Feb 09 2012

A Living Mammoth?

This story is a classic of cryptozoology. A paranormal researcher claims to have come into possession of a video of an alleged living woolly mammoth. Immediately, skeptical red flags should be flying, but let’s take a deep breath and look more closely at the story.

First, it is always good to go into any exploration or investigation with an open but informed mind. Too often people equate “open mind” with a mind empty of all relevant information. Before scientists embark on a new line of research they typically will first see everything that has already been researched on the topic, to see if the idea has already been answered, or if it is even plausible.

In this case we may or may not be able to come up with a definitive answer, but we can start by considering the plausibility of the claim (what some might call “armchair skepticism”, but should not be denigrated). Mammoths largely died out about 10,000 years ago. Recent fossil evidence suggests that a population of dwarf woolly mammoths survived on Wrangel island, off the coast of Siberia, up until as recently at 4,000 years ago. It is not entirely implausible that a small population of even large mammals could survive in the remote wilderness without being detected.

The probability is fairly small, however. Even dwarf mammoths are large creatures. A sustainable breeding population would require at least 2000 individuals, and large animals would have to range fairly widely to find food. There would also be 4,000 years of frozen or fossilized mammoths to find, if they were alive for this entire time. So while the probability is not zero, it is small. In skeptical terms, this means that we can be convinced that living woolly mammoths are lurking in the Siberian wilderness, but we would need convincing evidence.

That last bit is what we never seem to get. The world of cryptozoology deals largely with those creatures that are unknown to science – which means we have no specimens, either living or dead. There are no articulated skeletons, or even just skulls, in museums. Sometimes cryptozoology deals with creatures that are known to have lived once but are believed (with good reason) to be extinct.

What really keeps cryptozoology on the fringe, however, are their methods.

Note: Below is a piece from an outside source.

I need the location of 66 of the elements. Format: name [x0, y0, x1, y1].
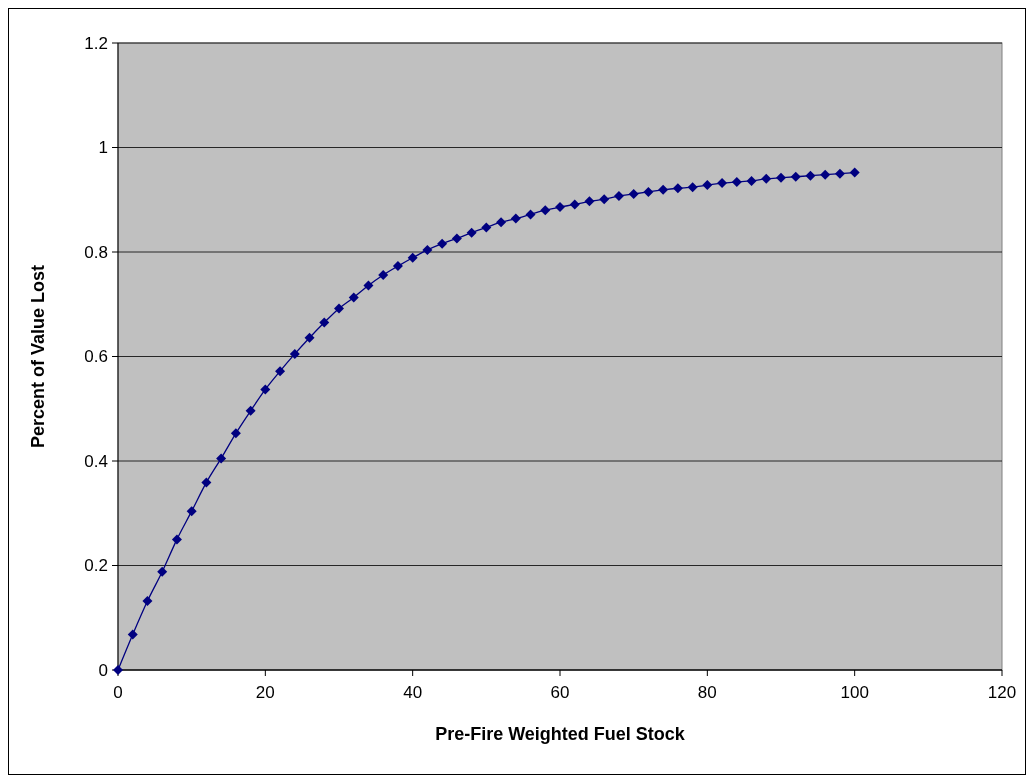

Proponents of bigfoot or Nessie offer consistently ambiguous evidence. Often we get nothing more than anecdotes – some guy’s second or third hand testimony about what they saw.  The typical photo or video is usually just at the edge of detection, so that we can see a provocative suggestion of the alleged creature, but not enough details to make a positive ID. Is that bigfoot or a person in a costume? Pictures and videos seem almost designed to not offer a definitive answer. Sometimes the image is just visual noise, which some humorously call “blobsquatch” (at least in reference to bigfoot). Such images are not evidence – they are little more than pareidolia and wishful thinking.

Now let’s take a look at these current images: video of a large furry mammal slowly strolling across a windy river (I guess it could be a lake). We have no reference for objective scale, so there is a wide range of sizes it could be. The image is out of focus, too distant to make out detail, and the environment appears misty. In other words – it’s perfect for a horror movie when you don’t want the audience to get a clear look at the monster. You want the audience to fill in the details with their imagination, and so does the promoter of this film. When it is suggested to you that the video is of a mammoth, then that is how your brain constructs the image.

I showed the video to my 12 year-old daughter, without any explanation, and just asked her what she was looking at. Without hesitation or doubt she said it was a bear. That, in my opinion, is the likely answer. The animal can be within the size range of a large bear. Bears are known to walk across lakes and rivers hunting for fish. What might be interpreted as a trunk can easily be a fish in the bear’s mouth. If you look at the video thinking that it is a video of a bear with a fish in its mouth, then that is what you see.

There is nothing in the video to make one suspect that it is a woolly mammoth, or that can rule out a bear eating a fish. Between the two possibilities, Occam’s razor strongly favors the bear – because then we don’t have to introduce the new element of a surviving population of mammoths.